The kiln is being constructed with about 700 specially made bricks that weigh about 9 pounds each. Photos: Nicole Manuel ’98
Every step in the process is crucial, explains Ransom, because a kiln isn’t just an oversized oven. “You have to consider where the air comes in, where the heat is circulated, where the ash lands, the glazing process … it’s very complex,” he says.
And don’t forget, he adds with a smile, “It also has to look good!”
With Pink Floyd’s “Welcome to the Machine” playing in the background, Ransom’s kiln-construction students are laying mortar and tapping bricks into place with rubber mallets.
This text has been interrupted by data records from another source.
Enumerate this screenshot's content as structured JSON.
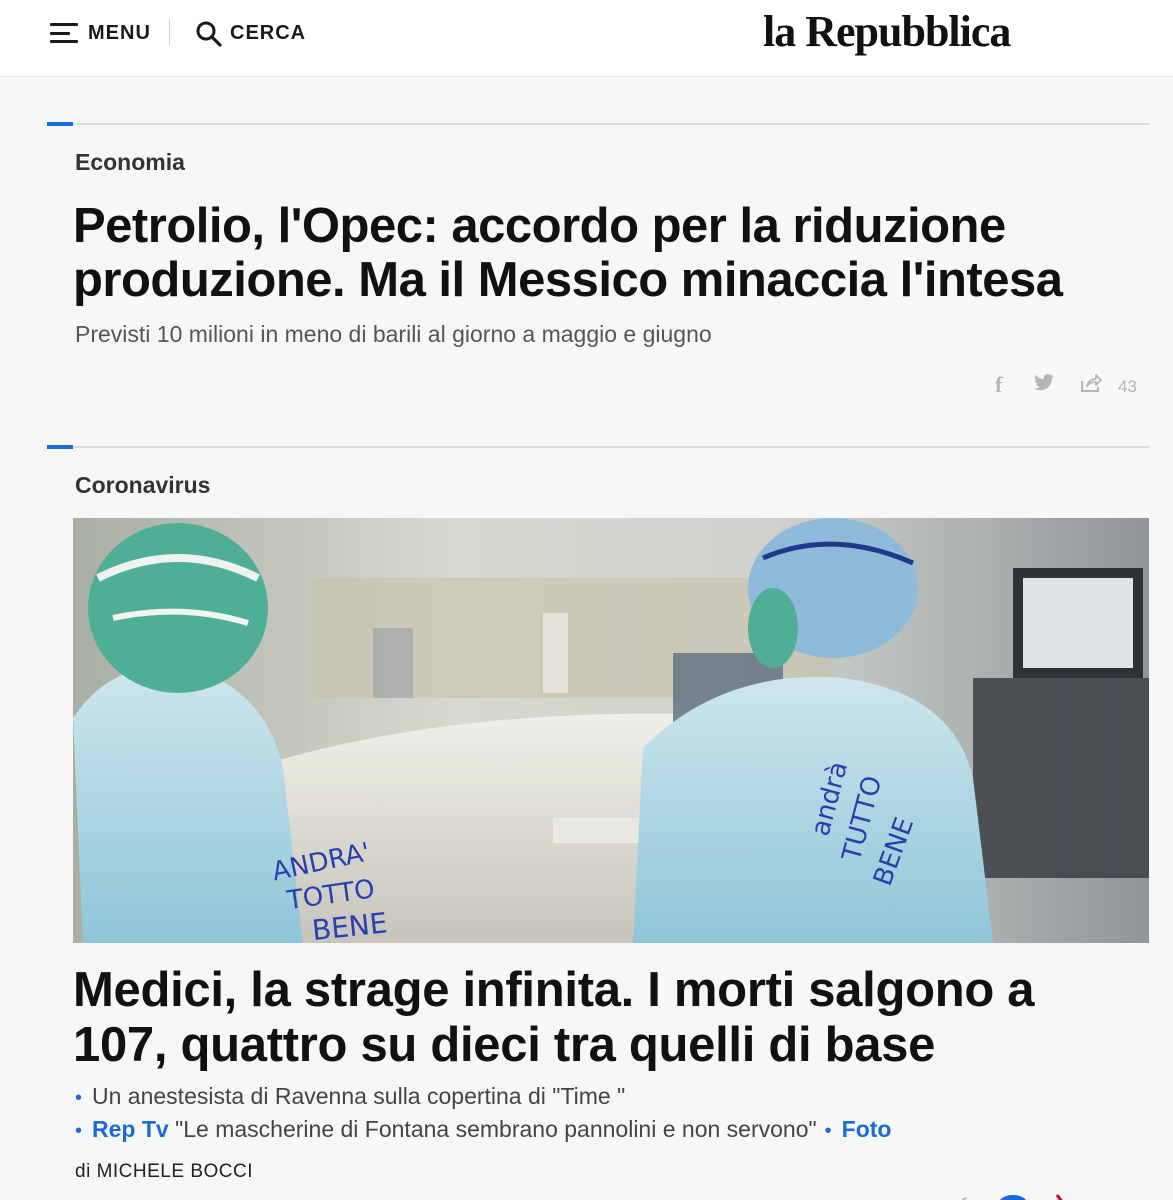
{
  "header": {
    "menu_label": "MENU",
    "search_label": "CERCA",
    "logo_text": "la Repubblica"
  },
  "article1": {
    "section": "Economia",
    "headline": "Petrolio, l'Opec: accordo per la riduzione produzione. Ma il Messico minaccia l'intesa",
    "subhead": "Previsti 10 milioni in meno di barili al giorno a maggio e giugno",
    "share_count": "43"
  },
  "article2": {
    "section": "Coronavirus",
    "headline": "Medici, la strage infinita. I morti salgono a 107, quattro su dieci tra quelli di base",
    "related": [
      {
        "text": "Un anestesista di Ravenna sulla copertina di \"Time \""
      },
      {
        "tag": "Rep Tv",
        "text": " \"Le mascherine di Fontana sembrano pannolini e non servono\"",
        "extra": "Foto"
      }
    ],
    "byline_prefix": "di",
    "author": "MICHELE BOCCI",
    "photo_gown_text_left": "ANDRA' TUTTO BENE",
    "photo_gown_text_right": "andrà TUTTO BENE"
  },
  "colors": {
    "accent": "#1a6ad8",
    "text": "#111111",
    "muted": "#b5b5b5",
    "background": "#f7f7f7"
  },
  "icons": [
    "hamburger-icon",
    "search-icon",
    "facebook-icon",
    "twitter-icon",
    "share-icon"
  ]
}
He stands in front of them like a conductor facing an orchestra. They started the project in September and are about halfway through construction of a nearly 7-foot-tall, 27-cubic-foot gas/wood assist kiln, which means that it will run primarily on gas but also burn wood during the firing process.
The team will use about 700 specially made bricks designed to withstand temperatures in excess of 1,700 degrees. The students are careful with the mallets; each brick costs about $7 and weighs nearly 9 pounds.
“This must be my 50th kiln, easily,” Ransom says. And he’s especially pleased with the work on this one. “You guys are killing it,” he tells his students. “This is great. We’re going to put whistles going through the arch so that when it gets hot enough, you’ll hear it.
“I’m having so much fun with this kiln.”
An Eckerd faculty member since 1996, Ransom teaches ceramics, sculpture, studio critique and interdisciplinary arts. He also is the founder of the Brian Ransom Ceramics Ensemble, with whom he has recorded and performed his own compositions. Ransom and other musicians play a clay harp, ceramic flugelhorn, whistling water jar, flutes, ceramic bells and other instruments.
But he’s always looking to build a better kiln. Just a few feet from the new kiln is a wood-fired Anagama kiln Ransom and his students built in January 2018.
Construction of a wood-fired Anagama kiln Ransom and his students built in January 2018.
“Right now, we have one salt and one wood kiln,” explains Chris Brady, a senior interdisciplinary arts student from Atlanta who is a leader on the project. “This new one is a hybrid of the two.”
A salt kiln, which uses natural gas for a heat source, typically takes about two days for a firing, Chris adds, while a wood-fired kiln takes about a week. The chemicals released by each process create a different set of colors on the glaze. The hybrid under construction will use both heat sources, take about two days for a firing and create a mixture of colors.
“I got into making pottery and firing kilns long before arriving at Eckerd,” Chris says. “Primarily, my focus was throwing on the potter’s wheel and firing wood-fired kilns. But when I arrived at Eckerd and met Professor Ransom, I was quickly exposed to the vast possibilities that clay provides, the many forms it can take and the countless ways its appearance can be changed simply based on how it’s fired.
“Eckerd gave me the opportunity to explore clay even further, but Professor Ransom pushed me to be bold, take risks, be experimental in my artistic endeavors and continuously try without fear of failure.
“The kiln we’re building this year has the ability to outlive us all,” Chris adds. “In 30 years, I’ll be able to bring my kids to Eckerd and show them the kiln I made when I was their age, my name and handprint still immortalized in its stucco exterior.”